翌日、俺達は冒険者稼業を装って森に出向き適当に戦闘したり適当にサバイバルしたりを繰り返している。翼は殆ど使わず攻撃を避ける時にちょっと飛んだり逃げたりといつもと違う動きを見せている。
2人の男が俺達を観察しているのはホテルを出る時すぐにわかった。必ず一定距離を守るので攻撃目標では無いのもすぐにわかる。なので誤情報を持って帰ってもらう為に敢えて翼をエスケープのみに使うように見せている最中だ。
勿論武器も封印。
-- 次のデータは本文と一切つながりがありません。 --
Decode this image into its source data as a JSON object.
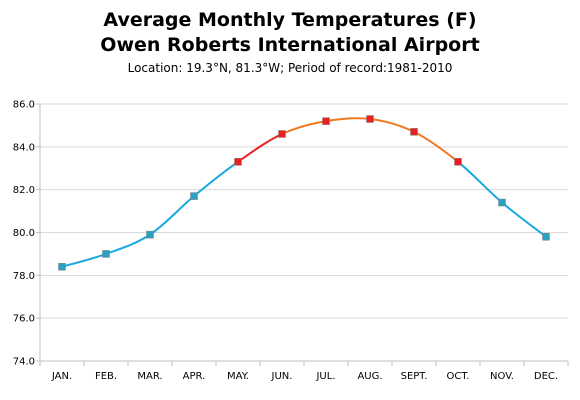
{
  "chart_data": {
    "type": "line",
    "title": "Average Monthly Temperatures (F)",
    "title_line2": "Owen Roberts International Airport",
    "subtitle": "Location: 19.3°N, 81.3°W; Period of record:1981-2010",
    "xlabel": "",
    "ylabel": "",
    "categories": [
      "JAN.",
      "FEB.",
      "MAR.",
      "APR.",
      "MAY.",
      "JUN.",
      "JUL.",
      "AUG.",
      "SEPT.",
      "OCT.",
      "NOV.",
      "DEC."
    ],
    "values": [
      78.4,
      79.0,
      79.9,
      81.7,
      83.3,
      84.6,
      85.2,
      85.3,
      84.7,
      83.3,
      81.4,
      79.8
    ],
    "ylim": [
      74.0,
      86.0
    ],
    "yticks": [
      74.0,
      76.0,
      78.0,
      80.0,
      82.0,
      84.0,
      86.0
    ],
    "grid": "horizontal",
    "legend": "none",
    "colors": {
      "cool_line": "#1aa8e0",
      "cool_marker": "#2ca0c0",
      "warm_line": "#f07820",
      "hot_line": "#e82020",
      "warm_marker": "#e82020",
      "gridline": "#d9d9d9",
      "axis": "#bfbfbf"
    },
    "segment_colors": [
      "cool",
      "cool",
      "cool",
      "cool",
      "hot",
      "warm",
      "warm",
      "warm",
      "warm",
      "cool",
      "cool"
    ],
    "marker_colors": [
      "cool",
      "cool",
      "cool",
      "cool",
      "warm",
      "warm",
      "warm",
      "warm",
      "warm",
      "warm",
      "cool",
      "cool"
    ]
  }
}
俺は銃を封印してミドルソードのみ、ミカは俺のショートソードを使っている。偵察の2人は頑張ってメモしてくれているかな?
休憩の時も木の上に上るのにわざとバサバサして飛ぶのは得意でない演出もしたりと言う茶番劇を繰り広げ、その日の夕方まで張り付かれみっちりデータを取られた。お疲れ様でしたw
——ビグモータル子爵邸 会議室——
「・・・これで2つ名?ただ飛べるってだけじゃねぇか?」
偵察資料報告書に目を通していたブカーエが口の端を歪に上げる。
「なんだ舐めて掛かってもおつりが来るじゃねぇか、ならもう始めるか」
翼狩りとモルベリーナ捕獲が始まる。